RelationsInfidelity

Jealousy how to deal with it?

Often we have to deal with jealousy. Sometimes it's even pretty nice, when the guy was jealous and did something not peculiar to him, for example, everyone in front of you confessed to you in love. Jealousy is sometimes a spur to strengthen relationships, people suddenly realize that they really can not live without each other. Such episodes of jealousy should not be too frequent, and certainly not to go beyond the framework of respect for the partner.

However, it often happens that jealousy crosses all boundaries, becomes the cause of daily quarrels and quarrels, sometimes there is jealousy for the past, especially if there is something to remember, and jealousy to all those around, including friends, co-workers, etc.

Jealousy how to deal with it?

Certain recipes how to overcome jealousy does not exist, since all people are different and it is impossible to say which method will be more effective in this pair.

In this difficult case, we need an individual approach to each of the partners. Both male and female jealousy little pleasure from the relationship and destroys everything that was built on love and harmony.

If in your relationship there is excessive jealousy how to deal with it you can learn from this article.

So, what is jealousy?

Jealousy is a negative reaction in response to a lack (or apparent lack) of attention from a partner to whom there is emotional attachment.

When jealousy often manifests itself in a relationship, the partner is considered jealous, some psychologists and psychiatrists regard this as a borderline between healthy and painful emotions. Excessive jealousy refers to manifestations of neurosis in neurotic personalities.

There is also such, when this border intersects, and the feeling of jealousy passes in the category of clinical symptoms. In such cases, there is a great danger of the occurrence of an affect (emotional outburst) against the background of jealousy, which is often accompanied by violent actions on oneself or against a partner.

Jealousy how to deal with it you can understand, only by analyzing the behavior of your partner.
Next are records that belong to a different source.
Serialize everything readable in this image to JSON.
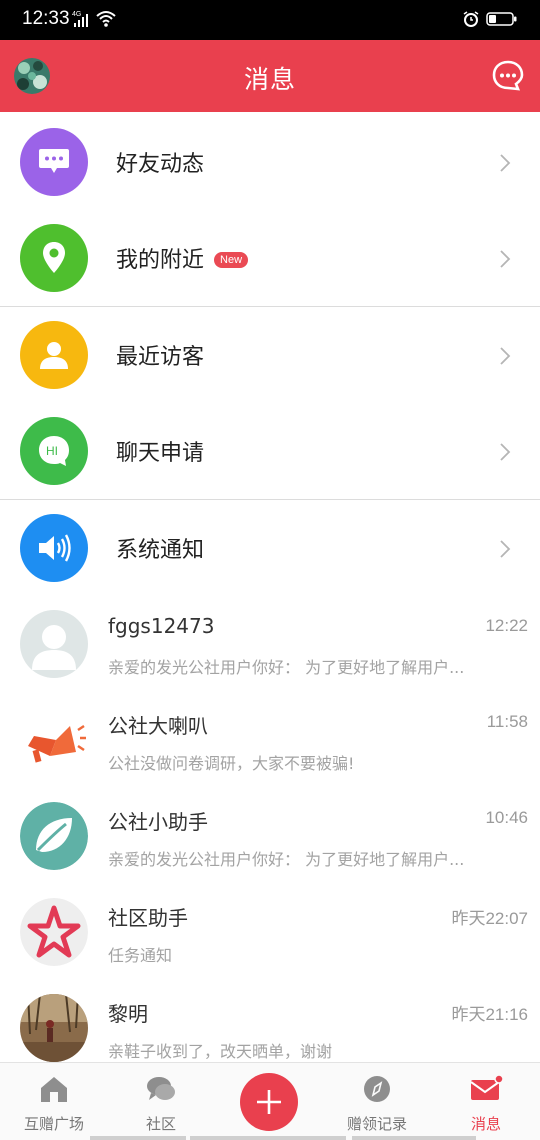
{
  "status_bar": {
    "time": "12:33",
    "network": "4G"
  },
  "app_bar": {
    "title": "消息"
  },
  "features": [
    {
      "label": "好友动态",
      "icon": "chat-bubble-icon",
      "color": "#9b63e8",
      "badge": ""
    },
    {
      "label": "我的附近",
      "icon": "location-pin-icon",
      "color": "#4fbf2e",
      "badge": "New"
    },
    {
      "label": "最近访客",
      "icon": "person-icon",
      "color": "#f7b80f",
      "badge": ""
    },
    {
      "label": "聊天申请",
      "icon": "hi-bubble-icon",
      "color": "#3ebb4a",
      "badge": ""
    },
    {
      "label": "系统通知",
      "icon": "speaker-icon",
      "color": "#1e8ef2",
      "badge": ""
    }
  ],
  "messages": [
    {
      "name": "fggs12473",
      "time": "12:22",
      "preview": "亲爱的发光公社用户你好： 为了更好地了解用户..."
    },
    {
      "name": "公社大喇叭",
      "time": "11:58",
      "preview": "公社没做问卷调研，大家不要被骗!"
    },
    {
      "name": "公社小助手",
      "time": "10:46",
      "preview": "亲爱的发光公社用户你好： 为了更好地了解用户..."
    },
    {
      "name": "社区助手",
      "time": "昨天22:07",
      "preview": "任务通知"
    },
    {
      "name": "黎明",
      "time": "昨天21:16",
      "preview": "亲鞋子收到了，改天晒单，谢谢"
    }
  ],
  "tabs": [
    {
      "label": "互赠广场",
      "icon": "home-icon"
    },
    {
      "label": "社区",
      "icon": "community-icon"
    },
    {
      "label": "",
      "icon": "add-icon"
    },
    {
      "label": "赠领记录",
      "icon": "compass-icon"
    },
    {
      "label": "消息",
      "icon": "mail-icon",
      "active": true
    }
  ],
  "colors": {
    "accent": "#e9404e"
  }
}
You have to understand in what cases he (she) has a flash of jealousy, with what people or events it is connected, how jealousy is manifested, etc. Be sure to see for yourself, perhaps you are really giving an excuse for your half to be jealous of yourself, but maybe there is no reciprocity between you and you are only together out of habit.

After you notice all this for yourself, analyze, then you already get some conclusions. You will know, at least, the reasons for it. And, perhaps, eliminating them, the relationship will improve, and in your pair will reign "peace and love."

But, if this did not happen, then you need to look for the reason in it (in it). The first thing you need is to simply call a partner for an open conversation, and talk directly about what's bothering you, tell you what you are experiencing about it, and find some solution to the problem together. And you do not have to wonder: jealousy how to deal with it? Be sure that your half herself wanted to do so, but did not dare. It's not as easy as it sounds.

If your partner does not want to discuss this, and does not go into direct contact, and quarrels and negativity from his (her) side continues, it is worthwhile to think about whether you need someone who does not even want to listen and hear you. And, maybe, he is just a psychological vampire, and receives energy from you in quarrels and strife. Such people enjoy this kind of pleasure, while they themselves can not even guess about it. But, if you still love this person and want to be with him, then you just need to seek the advice of an experienced therapist. In such cases, only a qualified technician will be able to solve your problem.